Some of her fondest memories are playing the video games with her siblings, especially Christian, who is two years younger. Some of those games would turn pretty heated and would end with Carrie firing a controller at Christian's head or the game suddenly being shut off.
"I would probably smack him every day because he talks a lot of trash," she says with a laugh. "I would get so mad at him because he would get so lucky. It was easy to make him cry. This was serious business when we were younger."
Primarily an older console player ("I'm not about to spend $300 on (a newer console) when my brother and boyfriend each have one"), Gurnell has graduated into adventure games, listing Final Fantasy, Tomb Raider, World of Warcraft and Call of Duty among her favorites.
"My brother and I got into Final Fantasy before he could read," she says. "The old version of the game only had subtitles and I would read them to him, using different voices. We would really get into it; it was almost like an interactive book when we played. You could really lose yourself in the game. I still listen to the soundtrack."
But sports games and the Wii system really have no appeal to Gurnell.
"I hate playing the sports games because they're too repetitive," she says. "You may be using different teams, but you're really doing the same thing over and over. Once you figure it out, you can be pretty good at it. Play me once or twice; you might kill me, but that third time I'm going to give you a run for your money because I figure things out pretty quickly.

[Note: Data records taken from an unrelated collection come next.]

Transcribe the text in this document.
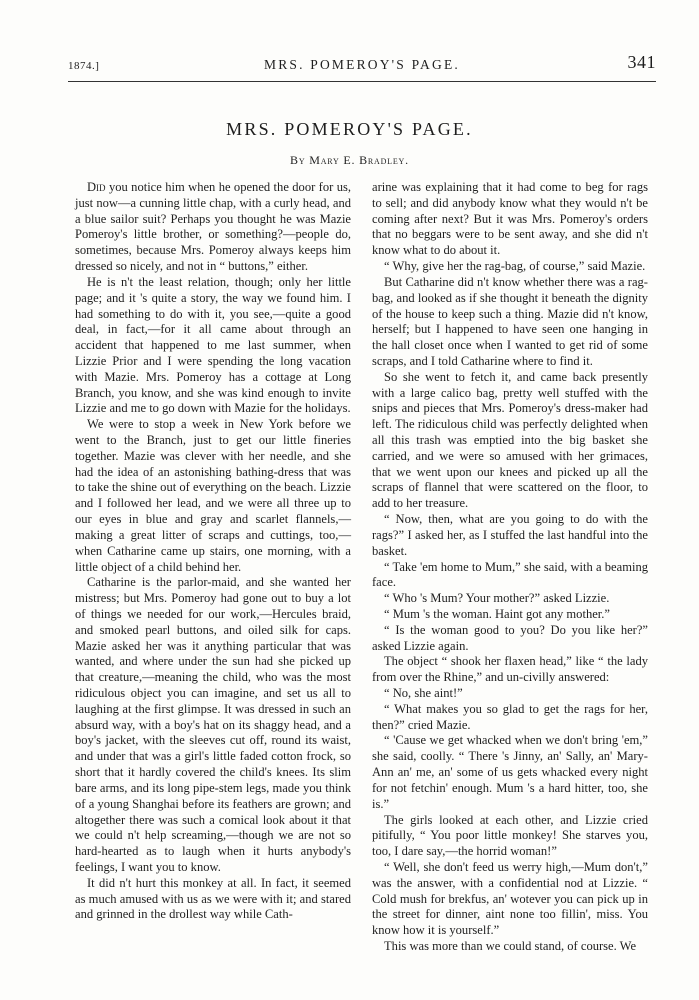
1874.]	MRS. POMEROY'S PAGE.	341
MRS. POMEROY'S PAGE.
By Mary E. Bradley.

Did you notice him when he opened the door for us, just now—a cunning little chap, with a curly head, and a blue sailor suit? Perhaps you thought he was Mazie Pomeroy's little brother, or something?—people do, sometimes, because Mrs. Pomeroy always keeps him dressed so nicely, and not in “ buttons,” either.

He is n't the least relation, though; only her little page; and it 's quite a story, the way we found him. I had something to do with it, you see,—quite a good deal, in fact,—for it all came about through an accident that happened to me last summer, when Lizzie Prior and I were spending the long vacation with Mazie. Mrs. Pomeroy has a cottage at Long Branch, you know, and she was kind enough to invite Lizzie and me to go down with Mazie for the holidays.

We were to stop a week in New York before we went to the Branch, just to get our little fineries together. Mazie was clever with her needle, and she had the idea of an astonishing bathing-dress that was to take the shine out of everything on the beach. Lizzie and I followed her lead, and we were all three up to our eyes in blue and gray and scarlet flannels,—making a great litter of scraps and cuttings, too,—when Catharine came up stairs, one morning, with a little object of a child behind her.

Catharine is the parlor-maid, and she wanted her mistress; but Mrs. Pomeroy had gone out to buy a lot of things we needed for our work,—Hercules braid, and smoked pearl buttons, and oiled silk for caps. Mazie asked her was it anything particular that was wanted, and where under the sun had she picked up that creature,—meaning the child, who was the most ridiculous object you can imagine, and set us all to laughing at the first glimpse. It was dressed in such an absurd way, with a boy's hat on its shaggy head, and a boy's jacket, with the sleeves cut off, round its waist, and under that was a girl's little faded cotton frock, so short that it hardly covered the child's knees. Its slim bare arms, and its long pipe-stem legs, made you think of a young Shanghai before its feathers are grown; and altogether there was such a comical look about it that we could n't help screaming,—though we are not so hard-hearted as to laugh when it hurts anybody's feelings, I want you to know.

It did n't hurt this monkey at all. In fact, it seemed as much amused with us as we were with it; and stared and grinned in the drollest way while Cath-

arine was explaining that it had come to beg for rags to sell; and did anybody know what they would n't be coming after next? But it was Mrs. Pomeroy's orders that no beggars were to be sent away, and she did n't know what to do about it.

“ Why, give her the rag-bag, of course,” said Mazie.

But Catharine did n't know whether there was a rag-bag, and looked as if she thought it beneath the dignity of the house to keep such a thing. Mazie did n't know, herself; but I happened to have seen one hanging in the hall closet once when I wanted to get rid of some scraps, and I told Catharine where to find it.

So she went to fetch it, and came back presently with a large calico bag, pretty well stuffed with the snips and pieces that Mrs. Pomeroy's dress-maker had left. The ridiculous child was perfectly delighted when all this trash was emptied into the big basket she carried, and we were so amused with her grimaces, that we went upon our knees and picked up all the scraps of flannel that were scattered on the floor, to add to her treasure.

“ Now, then, what are you going to do with the rags?” I asked her, as I stuffed the last handful into the basket.

“ Take 'em home to Mum,” she said, with a beaming face.

“ Who 's Mum? Your mother?” asked Lizzie.

“ Mum 's the woman. Haint got any mother.”

“ Is the woman good to you? Do you like her?” asked Lizzie again.

The object “ shook her flaxen head,” like “ the lady from over the Rhine,” and un-civilly answered:

“ No, she aint!”

“ What makes you so glad to get the rags for her, then?” cried Mazie.

“ 'Cause we get whacked when we don't bring 'em,” she said, coolly. “ There 's Jinny, an' Sally, an' Mary-Ann an' me, an' some of us gets whacked every night for not fetchin' enough. Mum 's a hard hitter, too, she is.”

The girls looked at each other, and Lizzie cried pitifully, “ You poor little monkey! She starves you, too, I dare say,—the horrid woman!”

“ Well, she don't feed us werry high,—Mum don't,” was the answer, with a confidential nod at Lizzie. “ Cold mush for brekfus, an' wotever you can pick up in the street for dinner, aint none too fillin', miss. You know how it is yourself.”

This was more than we could stand, of course. We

"As for the Wii, I'm a graphics person, so it's not on my list of things I like to play. Those little bubbleheads aren't really gaming to me."

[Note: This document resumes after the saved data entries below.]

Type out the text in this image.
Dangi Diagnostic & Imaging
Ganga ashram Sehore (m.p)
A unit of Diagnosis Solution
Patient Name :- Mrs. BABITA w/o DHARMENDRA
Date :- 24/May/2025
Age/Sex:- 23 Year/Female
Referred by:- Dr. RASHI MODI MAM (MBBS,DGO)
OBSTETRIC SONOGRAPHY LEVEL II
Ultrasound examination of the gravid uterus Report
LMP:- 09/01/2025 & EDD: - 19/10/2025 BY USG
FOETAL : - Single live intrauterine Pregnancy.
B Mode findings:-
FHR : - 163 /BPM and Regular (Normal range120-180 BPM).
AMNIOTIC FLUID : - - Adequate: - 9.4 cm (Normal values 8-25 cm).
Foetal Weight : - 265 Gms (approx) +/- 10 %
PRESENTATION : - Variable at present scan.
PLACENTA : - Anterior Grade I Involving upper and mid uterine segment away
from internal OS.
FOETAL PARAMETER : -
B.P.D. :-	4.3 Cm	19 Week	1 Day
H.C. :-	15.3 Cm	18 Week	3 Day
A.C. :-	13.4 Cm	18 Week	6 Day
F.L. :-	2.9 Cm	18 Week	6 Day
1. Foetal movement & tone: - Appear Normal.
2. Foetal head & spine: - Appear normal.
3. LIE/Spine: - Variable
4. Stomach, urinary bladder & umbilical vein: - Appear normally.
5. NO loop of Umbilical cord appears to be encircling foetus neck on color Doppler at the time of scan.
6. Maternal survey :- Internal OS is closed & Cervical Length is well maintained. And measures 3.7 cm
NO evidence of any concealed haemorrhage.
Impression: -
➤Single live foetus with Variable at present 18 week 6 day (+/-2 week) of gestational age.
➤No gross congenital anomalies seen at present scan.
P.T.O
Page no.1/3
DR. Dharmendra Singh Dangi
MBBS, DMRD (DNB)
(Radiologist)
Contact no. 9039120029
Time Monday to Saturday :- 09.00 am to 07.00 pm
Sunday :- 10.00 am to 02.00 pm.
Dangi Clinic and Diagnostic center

And what do her teammates think of her passion for video games?
"There's not really much time to play video games during the season," she says. "From time to time, we get together for laughs and play Karaoke Revolution or Guitar Hero."
With a minor in art and design, Gurnell says she wouldn't mind designing covers for games if the writing end doesn't work out.
"I feel like I'm a pretty worldly person because I like a lot of things," she says. "I'm knowledgeable enough in the gaming world. I could be a general game informer, give hints and walkthroughs. I could be a critic, write game concepts or even storylines."
But right now, the only storyline Gurnell is focused on is getting the Boilers back to the NCAA Tournament.
"The scary thing is we don't know what to expect," she says. "We have eight new girls and there is no real set lineup as of yet. We have the talent and ability to be among the top three in the Big Ten, but it all depends on how we come together."